5.2.5 Análise do caso máquina de escrever

O caso da máquina de escrever apresentou uma importante transição tecnológica que teve início em meados dos anos 1960 e se consolidando nos anos 1990, quando as máquinas de escrever (sejam manuais, elétricas ou eletrônicas) foram substituídas pelos computadores.

Embora importante, o impacto da transição da máquina de escrever manual para a elétrica promoveu mudanças, embora não tão significativas na estrutura concentrada do setor. Desde a

formação da indústria, as empresas Remington, Royal, Underwood e L.C. Smith ainda permaneceram com algumas movimentações geradas por fusões e a entrada de novos players no mercado americano, como a Olivetti. A II Guerra Mundial e as resoluções do governo americanos, que incorporaram as fábricas do setor no esforço de guerra paralelamente à evolução da máquina de escrever elétrica, promoveram o desenvolvimento da IBM no setor, culminando com sua posição de liderança conquistada nos anos 1960.

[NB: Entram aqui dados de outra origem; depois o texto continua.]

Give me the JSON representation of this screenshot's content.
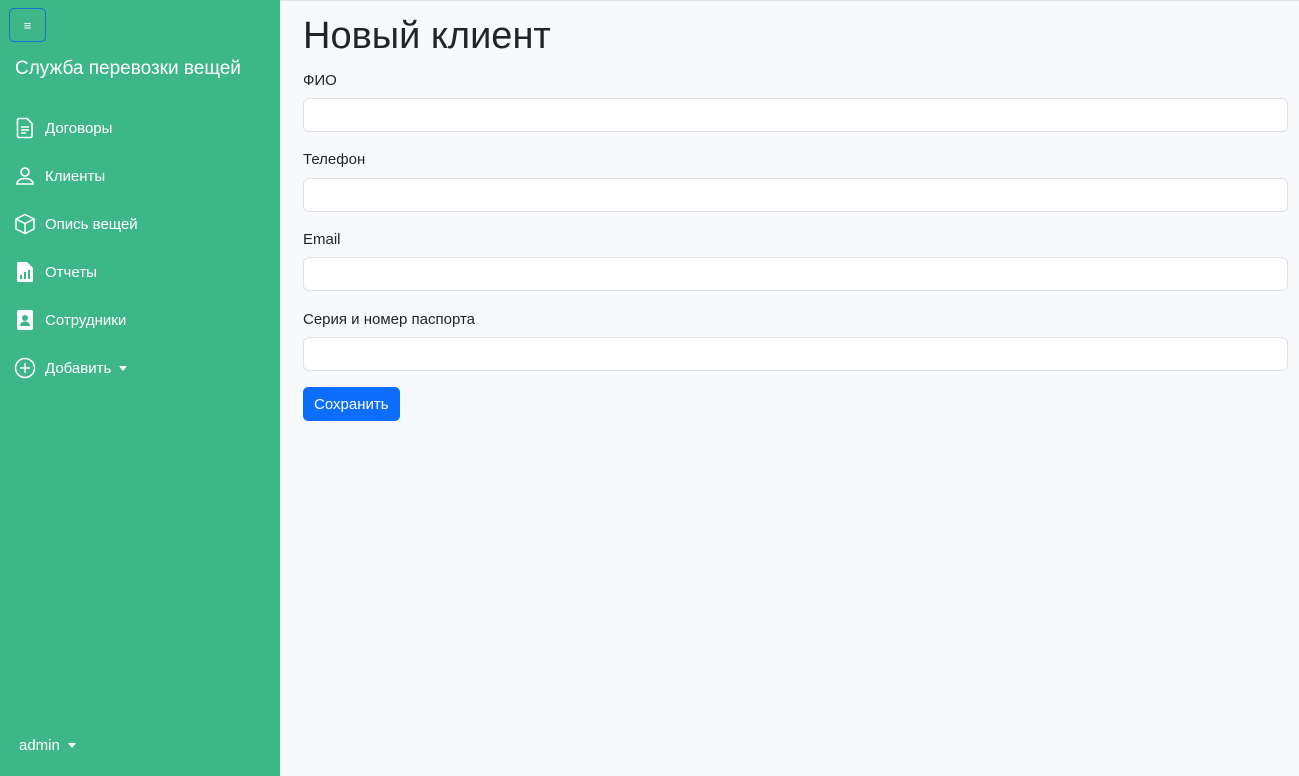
{
  "sidebar": {
    "toggle_icon": "≡",
    "brand": "Служба перевозки вещей",
    "items": [
      {
        "label": "Договоры",
        "icon": "document-icon"
      },
      {
        "label": "Клиенты",
        "icon": "person-icon"
      },
      {
        "label": "Опись вещей",
        "icon": "box-icon"
      },
      {
        "label": "Отчеты",
        "icon": "report-chart-icon"
      },
      {
        "label": "Сотрудники",
        "icon": "employee-badge-icon"
      },
      {
        "label": "Добавить",
        "icon": "plus-circle-icon"
      }
    ],
    "user": "admin",
    "background_color": "#3db788"
  },
  "main": {
    "title": "Новый клиент",
    "fields": [
      {
        "label": "ФИО",
        "value": "",
        "placeholder": ""
      },
      {
        "label": "Телефон",
        "value": "",
        "placeholder": ""
      },
      {
        "label": "Email",
        "value": "",
        "placeholder": ""
      },
      {
        "label": "Серия и номер паспорта",
        "value": "",
        "placeholder": ""
      }
    ],
    "save_label": "Сохранить",
    "accent_color": "#0d6efd"
  }
}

O boom econômico experimentado pelos EUA após a II Guerra Mundial elevou o número de empresas e da burocracia, demandando mais equipamentos de escritório, cujo mercado cresceu substancialmente. Nessa fase transitória da indústria (UTTERBACK, 1996), com a constituição do design dominante em torno da máquina de escrever elétrica, havia pressões, pelo lado da demanda, por produtos que contribuíssem para o aumento da produtividade no trabalho consolidando uma tendência gerencial voltada à automação dos escritórios.

A então recente indústria de computadores se mostrava apta a iniciar uma revolução na produtividade empresarial. O lançamento da linha System/360 pela IBM, nos anos 1960, introduziu um conceito inovador nesta indústria por possibilitar a aquisição modular de um conjunto de computadores e periféricos. Com diversas faixas de preço, que variavam de acordo com o tamanho do módulo, o usuário poderia começar com um sistema menor e ampliá-lo, posteriormente, de acordo com sua necessidade. Isso abriu a possibilidade para que muitas empresas adquirissem seu primeiro computador (UTTERBACK, 1996).

Embora o System/360 tenha aberto novas possibilidades, o custo da tecnologia de computadores no escritório ainda era, de certo modo, proibitivo. As máquinas de escrever evoluíam na tentativa de automatizar parte do trabalho dos datilógrafos, tornando-o menos repetitivo e consequentemente, mais produtivo. Desde a década de 1910, tentativas em torno das máquinas de escrever automáticas foram apresentadas ao mercado, porém sem grande sucesso. O desenvolvimento da máquina de escrever Selectric MT/ST da IBM em 1964, introduz uma inovação significativa neste sentido, ao reunir em um produto características da máquina de escrever e dos computadores da época ao utilizar uma memória reutilizável para gravar e recuperar textos. Este produto híbrido inaugurou uma nova categoria de produto, o processador de texto (word processor), que conviveu com as máquinas de escrever até a transição promovida pelos computadores e atraíram diversos novos fabricantes para o setor.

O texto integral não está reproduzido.